Here is version 2: https://github.com/satijalab/seurat/blob/65b77a9480281ef9ab1aa8816f7c781752092c18/R/seurat.R#L8-L71

seurat <- setClass(
  "seurat",
  slots = c(
    raw.data = "ANY",
    data = "ANY",
    scale.data = "ANY",
    var.genes = "vector",
    is.expr = "numeric",
    ident = "factor",
    meta.data = "data.frame",
    project.name = "character",
    dr = "list",
    assay = "list",
    hvg.info = "data.frame",
    imputed = "data.frame",
    cell.names = "vector",
    cluster.tree = "list",
    snn = "dgCMatrix",
    calc.params = "list",
    kmeans = "ANY",
    spatial = "ANY",
    misc = "ANY",
    version = "ANY"
  )
)

The changelog then details the modifications with v3: https://satijalab.org/seurat/news/index.html#seurat-3-0-0-2019-04-16-2019-04-15 (We've been looking around for details of the v3 -> v4 changes)

Here's the v3 class: https://github.com/satijalab/seurat/blob/25b830b0dd6f12538516f0faf9a3b3ddfd0ce6d8/R/objects.R#L237

Seurat <- setClass(
  Class = 'Seurat',
  slots = c(
    assays = 'list',
    meta.data = 'data.frame',
    active.assay = 'character',
    active.ident = 'factor',
    graphs = 'list',
    neighbors = 'list',
    reductions = 'list',
    project.name = 'character',
    misc = 'list',
    version = 'package_version',
    commands = 'list',
    tools = 'list'
  )
)

You can find some documentation on the object structure here.

Ah, so this page refers to v3 and v4: https://github.com/satijalab/seurat/wiki/Seurat#slots

That clarifies things, thank you

RE: UpdateSeuratObject()

I guess one could argue that this function should be run on all *rds "Seurat" object given...

As far as the seurat-wrappers example, can you clarify the cases where it works and doesn't work?

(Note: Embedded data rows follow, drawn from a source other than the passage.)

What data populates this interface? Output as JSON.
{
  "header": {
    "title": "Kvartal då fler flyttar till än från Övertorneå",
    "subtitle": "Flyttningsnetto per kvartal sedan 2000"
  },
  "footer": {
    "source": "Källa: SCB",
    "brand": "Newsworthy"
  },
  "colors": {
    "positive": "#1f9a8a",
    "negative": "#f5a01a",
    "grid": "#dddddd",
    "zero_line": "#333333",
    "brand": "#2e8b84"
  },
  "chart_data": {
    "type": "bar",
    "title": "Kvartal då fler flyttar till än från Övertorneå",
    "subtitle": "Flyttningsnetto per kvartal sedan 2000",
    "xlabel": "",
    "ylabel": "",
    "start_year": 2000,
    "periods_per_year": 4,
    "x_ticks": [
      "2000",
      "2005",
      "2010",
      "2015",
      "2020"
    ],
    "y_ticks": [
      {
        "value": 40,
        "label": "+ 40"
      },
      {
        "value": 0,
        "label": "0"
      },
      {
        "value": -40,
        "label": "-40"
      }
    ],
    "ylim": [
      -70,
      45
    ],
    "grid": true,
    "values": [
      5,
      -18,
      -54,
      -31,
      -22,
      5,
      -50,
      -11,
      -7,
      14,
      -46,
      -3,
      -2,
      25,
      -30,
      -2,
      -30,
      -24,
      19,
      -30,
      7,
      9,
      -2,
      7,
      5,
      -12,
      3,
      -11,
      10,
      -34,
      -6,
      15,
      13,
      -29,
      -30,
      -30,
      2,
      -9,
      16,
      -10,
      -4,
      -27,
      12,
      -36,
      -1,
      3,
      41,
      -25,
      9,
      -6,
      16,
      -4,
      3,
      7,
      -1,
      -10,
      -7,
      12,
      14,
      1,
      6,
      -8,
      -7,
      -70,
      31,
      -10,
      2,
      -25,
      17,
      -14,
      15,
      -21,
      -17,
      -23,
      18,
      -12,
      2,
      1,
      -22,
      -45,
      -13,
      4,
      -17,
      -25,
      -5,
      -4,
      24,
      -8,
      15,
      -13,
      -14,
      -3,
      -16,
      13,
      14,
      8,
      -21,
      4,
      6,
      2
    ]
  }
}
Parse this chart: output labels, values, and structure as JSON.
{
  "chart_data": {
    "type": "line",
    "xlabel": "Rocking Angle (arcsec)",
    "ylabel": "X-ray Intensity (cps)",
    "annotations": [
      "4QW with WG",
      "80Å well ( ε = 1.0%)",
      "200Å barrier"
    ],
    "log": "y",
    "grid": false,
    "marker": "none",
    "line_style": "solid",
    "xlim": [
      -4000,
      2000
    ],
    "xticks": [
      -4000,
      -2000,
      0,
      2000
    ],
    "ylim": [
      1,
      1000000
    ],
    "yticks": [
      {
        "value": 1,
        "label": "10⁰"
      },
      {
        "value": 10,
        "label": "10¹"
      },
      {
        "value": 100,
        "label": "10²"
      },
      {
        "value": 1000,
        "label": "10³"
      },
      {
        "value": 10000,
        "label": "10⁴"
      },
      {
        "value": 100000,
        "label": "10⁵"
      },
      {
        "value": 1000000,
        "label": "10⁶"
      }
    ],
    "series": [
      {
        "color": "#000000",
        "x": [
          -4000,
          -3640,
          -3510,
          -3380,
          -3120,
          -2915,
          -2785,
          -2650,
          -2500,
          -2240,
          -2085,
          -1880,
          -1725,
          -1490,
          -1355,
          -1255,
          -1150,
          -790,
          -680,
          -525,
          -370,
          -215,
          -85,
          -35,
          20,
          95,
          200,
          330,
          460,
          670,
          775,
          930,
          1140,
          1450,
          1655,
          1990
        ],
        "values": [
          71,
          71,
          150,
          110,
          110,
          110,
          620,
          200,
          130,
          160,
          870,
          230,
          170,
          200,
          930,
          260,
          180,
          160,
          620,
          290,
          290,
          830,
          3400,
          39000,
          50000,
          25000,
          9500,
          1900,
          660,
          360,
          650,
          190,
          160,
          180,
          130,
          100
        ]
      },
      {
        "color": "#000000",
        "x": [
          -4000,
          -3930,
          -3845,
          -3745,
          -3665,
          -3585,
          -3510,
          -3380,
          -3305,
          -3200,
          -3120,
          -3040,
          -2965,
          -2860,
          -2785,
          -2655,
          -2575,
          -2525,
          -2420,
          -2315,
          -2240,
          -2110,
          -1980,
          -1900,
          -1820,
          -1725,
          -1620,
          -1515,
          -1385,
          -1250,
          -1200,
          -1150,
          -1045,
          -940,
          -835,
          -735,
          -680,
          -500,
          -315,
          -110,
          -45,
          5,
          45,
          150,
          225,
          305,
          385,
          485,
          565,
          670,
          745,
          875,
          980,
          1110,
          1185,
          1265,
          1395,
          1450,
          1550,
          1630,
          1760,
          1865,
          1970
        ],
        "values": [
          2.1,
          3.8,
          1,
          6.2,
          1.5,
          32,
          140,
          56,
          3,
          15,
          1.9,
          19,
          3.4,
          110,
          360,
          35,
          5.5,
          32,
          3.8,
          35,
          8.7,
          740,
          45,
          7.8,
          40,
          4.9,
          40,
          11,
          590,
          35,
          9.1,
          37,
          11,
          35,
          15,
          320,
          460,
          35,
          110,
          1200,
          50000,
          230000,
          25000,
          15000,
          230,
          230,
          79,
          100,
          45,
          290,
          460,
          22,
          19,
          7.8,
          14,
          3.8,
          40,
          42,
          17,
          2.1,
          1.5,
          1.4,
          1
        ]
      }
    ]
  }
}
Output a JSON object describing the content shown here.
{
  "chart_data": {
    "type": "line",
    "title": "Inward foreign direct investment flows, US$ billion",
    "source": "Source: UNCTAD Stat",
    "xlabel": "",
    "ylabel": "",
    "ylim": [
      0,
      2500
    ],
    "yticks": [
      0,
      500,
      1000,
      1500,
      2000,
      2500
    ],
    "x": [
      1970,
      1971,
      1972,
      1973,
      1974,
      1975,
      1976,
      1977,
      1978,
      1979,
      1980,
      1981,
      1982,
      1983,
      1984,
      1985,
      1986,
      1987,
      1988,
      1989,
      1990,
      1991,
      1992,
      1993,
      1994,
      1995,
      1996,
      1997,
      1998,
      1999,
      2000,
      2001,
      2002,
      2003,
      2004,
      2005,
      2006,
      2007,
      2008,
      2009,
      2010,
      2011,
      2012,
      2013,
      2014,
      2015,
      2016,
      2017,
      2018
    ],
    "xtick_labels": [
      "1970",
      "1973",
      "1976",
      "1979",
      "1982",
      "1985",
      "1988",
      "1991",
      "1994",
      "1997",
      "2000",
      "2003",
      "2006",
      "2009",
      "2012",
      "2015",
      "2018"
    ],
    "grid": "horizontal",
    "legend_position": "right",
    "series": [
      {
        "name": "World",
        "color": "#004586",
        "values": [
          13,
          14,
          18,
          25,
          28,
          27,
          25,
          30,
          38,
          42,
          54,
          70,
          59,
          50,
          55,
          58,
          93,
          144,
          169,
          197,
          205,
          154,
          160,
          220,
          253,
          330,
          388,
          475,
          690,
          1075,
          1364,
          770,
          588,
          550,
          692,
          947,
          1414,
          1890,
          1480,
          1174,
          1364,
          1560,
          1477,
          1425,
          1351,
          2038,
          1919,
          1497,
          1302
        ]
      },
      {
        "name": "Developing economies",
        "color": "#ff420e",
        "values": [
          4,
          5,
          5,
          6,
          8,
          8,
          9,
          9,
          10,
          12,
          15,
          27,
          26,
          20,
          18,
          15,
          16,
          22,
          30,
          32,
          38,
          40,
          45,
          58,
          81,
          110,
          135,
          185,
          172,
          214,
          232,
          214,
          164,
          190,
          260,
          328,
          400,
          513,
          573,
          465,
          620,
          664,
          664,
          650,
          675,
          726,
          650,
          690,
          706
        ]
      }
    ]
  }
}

It looks like that vignette was last built July 2019 (probably corresponding to conos v.1.2.0) so it's possible that updates to either conos or Seurat could have affected it since. However, here's a reprex that seems to work for me using the latest Seurat v4.

This also clarifies some internal confusion on our end. You're using the latest version of conos....and Seurat v4. I'll track down precisely what is going on and update kharchenkolab/conos#101

I appreciate the help here! Best, Evan

andrewwbutler commented 3 years ago

No problem. Happy to help out if there's anything else we can clarify or needs to be updated on the seurat-wrappers end to better integrate with the latest conos.